Although Gustafson has done many solo rides to Deadhorse, he doesn’t recommend it for others. “Bring a buddy. Get some practice riding dirt, mud and gravel. Practice picking up your bike. If you can’t do it on dry pavement you’ll never manage in several inches of slick mud.” He also suggests you consider a SPOT GPS tracker and a satellite phone, telling someone where and when you’re going before you leave, and checking in again when you get to Prudhoe Bay and back to Fairbanks.
And if everything does go upside down? “Alyeska Security runs 24 hours a day. There is some traffic even in the wee hours. If you were to break down at midnight you’d get cold, but just stay warm as long as you can. I recommend taking some matches and fire starter. I also carry firecrackers with me in case a bear wants to nose around and check me out––toss out a string of firecrackers and the bear’s gonna take off.”
Mind Your Manners
Keep in mind where you are and why the road you’re on was built in the first place. “It’s important to remember you’re not really supposed to be on the Dalton Highway,” Gustafson says. “It was built so big rigs could deliver machinery and supplies to the oilfields at Prudhoe Bay, not for tourists. Trucks have the right of way and there’s nothing to gain by arguing the point except a quick ride into a ditch.” It’s hard to believe riders don’t notice big rigs coming up behind them, but it happens often because the road requires so much concentration. “Watch your mirrors––they’ll sneak right up on you.

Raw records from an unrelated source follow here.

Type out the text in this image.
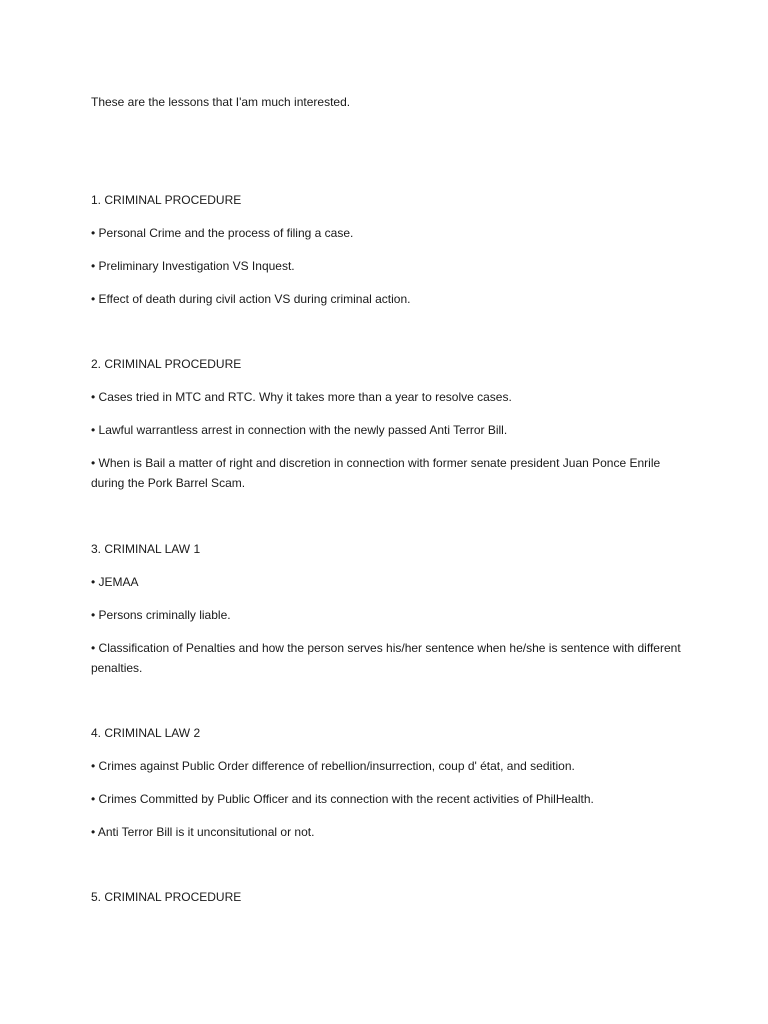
These are the lessons that I'am much interested.
1. CRIMINAL PROCEDURE
• Personal Crime and the process of filing a case.
• Preliminary Investigation VS Inquest.
• Effect of death during civil action VS during criminal action.
2. CRIMINAL PROCEDURE
• Cases tried in MTC and RTC. Why it takes more than a year to resolve cases.
• Lawful warrantless arrest in connection with the newly passed Anti Terror Bill.
• When is Bail a matter of right and discretion in connection with former senate president Juan Ponce Enrile during the Pork Barrel Scam.
3. CRIMINAL LAW 1
• JEMAA
• Persons criminally liable.
• Classification of Penalties and how the person serves his/her sentence when he/she is sentence with different penalties.
4. CRIMINAL LAW 2
• Crimes against Public Order difference of rebellion/insurrection, coup d' état, and sedition.
• Crimes Committed by Public Officer and its connection with the recent activities of PhilHealth.
• Anti Terror Bill is it unconsitutional or not.
5. CRIMINAL PROCEDURE
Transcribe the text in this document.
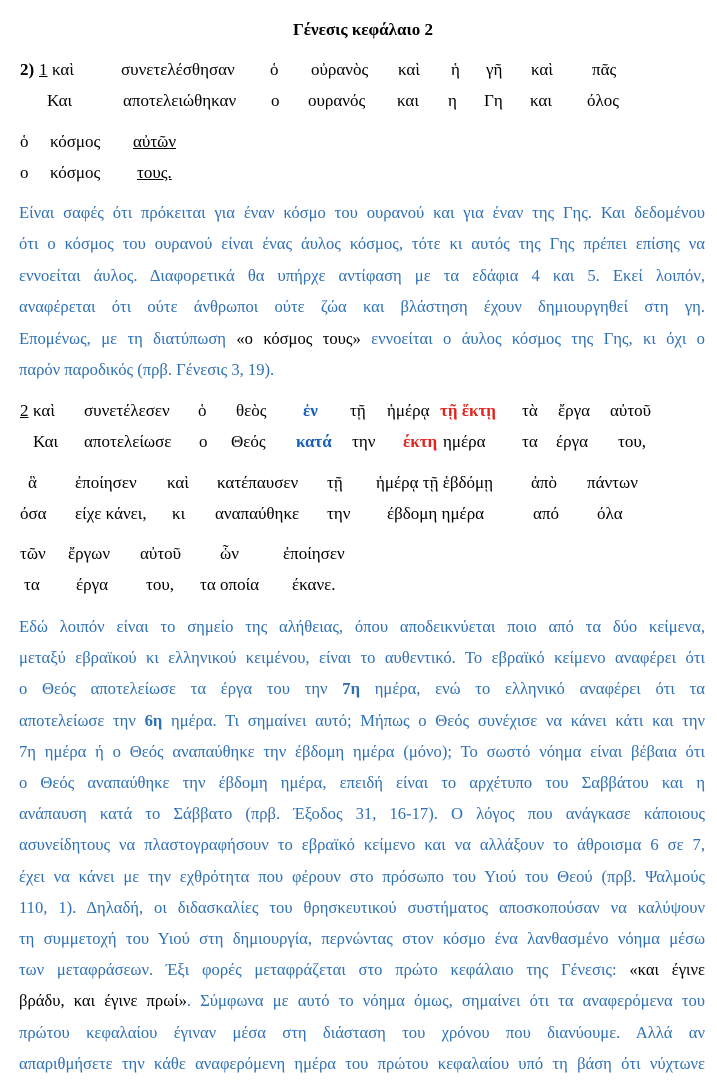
Γένεσις κεφάλαιο 2
2) 1 καὶ	συνετελέσθησαν ὁ οὐρανὸς καὶ ἡ γῆ καὶ πᾶς
Και	αποτελειώθηκαν ο ουρανός και η Γη και όλος
ὁ κόσμος αὐτῶν
ο κόσμος τους.
Είναι σαφές ότι πρόκειται για έναν κόσμο του ουρανού και για έναν της Γης. Και δεδομένου
ότι ο κόσμος του ουρανού είναι ένας άυλος κόσμος, τότε κι αυτός της Γης πρέπει επίσης να
εννοείται άυλος. Διαφορετικά θα υπήρχε αντίφαση με τα εδάφια 4 και 5. Εκεί λοιπόν,
αναφέρεται ότι ούτε άνθρωποι ούτε ζώα και βλάστηση έχουν δημιουργηθεί στη γη.
Επομένως, με τη διατύπωση «ο κόσμος τους» εννοείται ο άυλος κόσμος της Γης, κι όχι ο
παρόν παροδικός (πρβ. Γένεσις 3, 19).
2 καὶ συνετέλεσεν ὁ θεὸς ἐν τῇ ἡμέρᾳ τῇ ἕκτῃ τὰ ἔργα αὐτοῦ
Και αποτελείωσε ο Θεός κατά την έκτη ημέρα τα έργα του,
ἃ ἐποίησεν καὶ κατέπαυσεν τῇ ἡμέρᾳ τῇ ἑβδόμῃ ἀπὸ πάντων
όσα είχε κάνει, κι αναπαύθηκε την έβδομη ημέρα	από όλα
τῶν ἔργων αὐτοῦ ὧν	ἐποίησεν
τα έργα του, τα οποία έκανε.
Εδώ λοιπόν είναι το σημείο της αλήθειας, όπου αποδεικνύεται ποιο από τα δύο κείμενα,
μεταξύ εβραϊκού κι ελληνικού κειμένου, είναι το αυθεντικό. Το εβραϊκό κείμενο αναφέρει ότι
ο Θεός αποτελείωσε τα έργα του την 7η ημέρα, ενώ το ελληνικό αναφέρει ότι τα
αποτελείωσε την 6η ημέρα. Τι σημαίνει αυτό; Μήπως ο Θεός συνέχισε να κάνει κάτι και την
7η ημέρα ή ο Θεός αναπαύθηκε την έβδομη ημέρα (μόνο); Το σωστό νόημα είναι βέβαια ότι
ο Θεός αναπαύθηκε την έβδομη ημέρα, επειδή είναι το αρχέτυπο του Σαββάτου και η
ανάπαυση κατά το Σάββατο (πρβ. Έξοδος 31, 16-17). Ο λόγος που ανάγκασε κάποιους
ασυνείδητους να πλαστογραφήσουν το εβραϊκό κείμενο και να αλλάξουν το άθροισμα 6 σε 7,
έχει να κάνει με την εχθρότητα που φέρουν στο πρόσωπο του Υιού του Θεού (πρβ. Ψαλμούς
110, 1). Δηλαδή, οι διδασκαλίες του θρησκευτικού συστήματος αποσκοπούσαν να καλύψουν
τη συμμετοχή του Υιού στη δημιουργία, περνώντας στον κόσμο ένα λανθασμένο νόημα μέσω
των μεταφράσεων. Έξι φορές μεταφράζεται στο πρώτο κεφάλαιο της Γένεσις: «και έγινε
βράδυ, και έγινε πρωί». Σύμφωνα με αυτό το νόημα όμως, σημαίνει ότι τα αναφερόμενα του
πρώτου κεφαλαίου έγιναν μέσα στη διάσταση του χρόνου που διανύουμε. Αλλά αν
απαριθμήσετε την κάθε αναφερόμενη ημέρα του πρώτου κεφαλαίου υπό τη βάση ότι νύχτωνε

“The truckers are actually pretty good. If you slow down and edge toward the shoulder well in advance so they can see you’re being cautious, they’ll slow down for you. Give them a wave as they go by. They’ll stop to help if you’re in trouble but don’t forget—they’re on the clock and you’re just out there playing. If you stick to your lane and bop along like you’re on a paved road they’re not going to waste their brakes on you. They’ll pass you hard and toss up gravel at you.”
Where to Stay
On the way up, Gustafson says, “Most people aren’t going to want to stop before Coldfoot. Coldfoot has the Slate Creek Inn. I stayed there once, and that was sufficient. I prefer going another 13 miles to Wiseman where there’s a B&B. They don’t serve breakfast until 8 a.m., so if you want to get to Prudhoe for the early tour you’re pushing it, and might want to take the afternoon one. There’s also a lodge in Wiseman. Nice folks run both of them. The lodge doesn’t have breakfast but they have a nice little kitchen—no microwave, though—and you can buy groceries in Fairbanks before you head north.
“At Prudhoe you don’t absolutely have to make reservations, especially during the summer—most of the work up that way takes place during the winter when it’s frozen because you can’t get out on the tundra when it’s soft. I’ve never known the Prudhoe Bay hotel to be full, but it’s not a bad idea to make reservations anyway.”
Be ready for anything from pavement to gravel to mud—and worse. “Don’t assume the road won’t change over the next rise. On a bike you can duck around a lot of potholes, but they’re always doing maintenance on some of the gravel sections, and there it’s going to be wet and mucky and slippery.” Finally, remember to stop now and then, get off the bike, and appreciate where you are—riding a road carved through one of the largest wilderness areas in the U.S., just you and your bike, the mountains and the sky. And a few trillion mosquitos.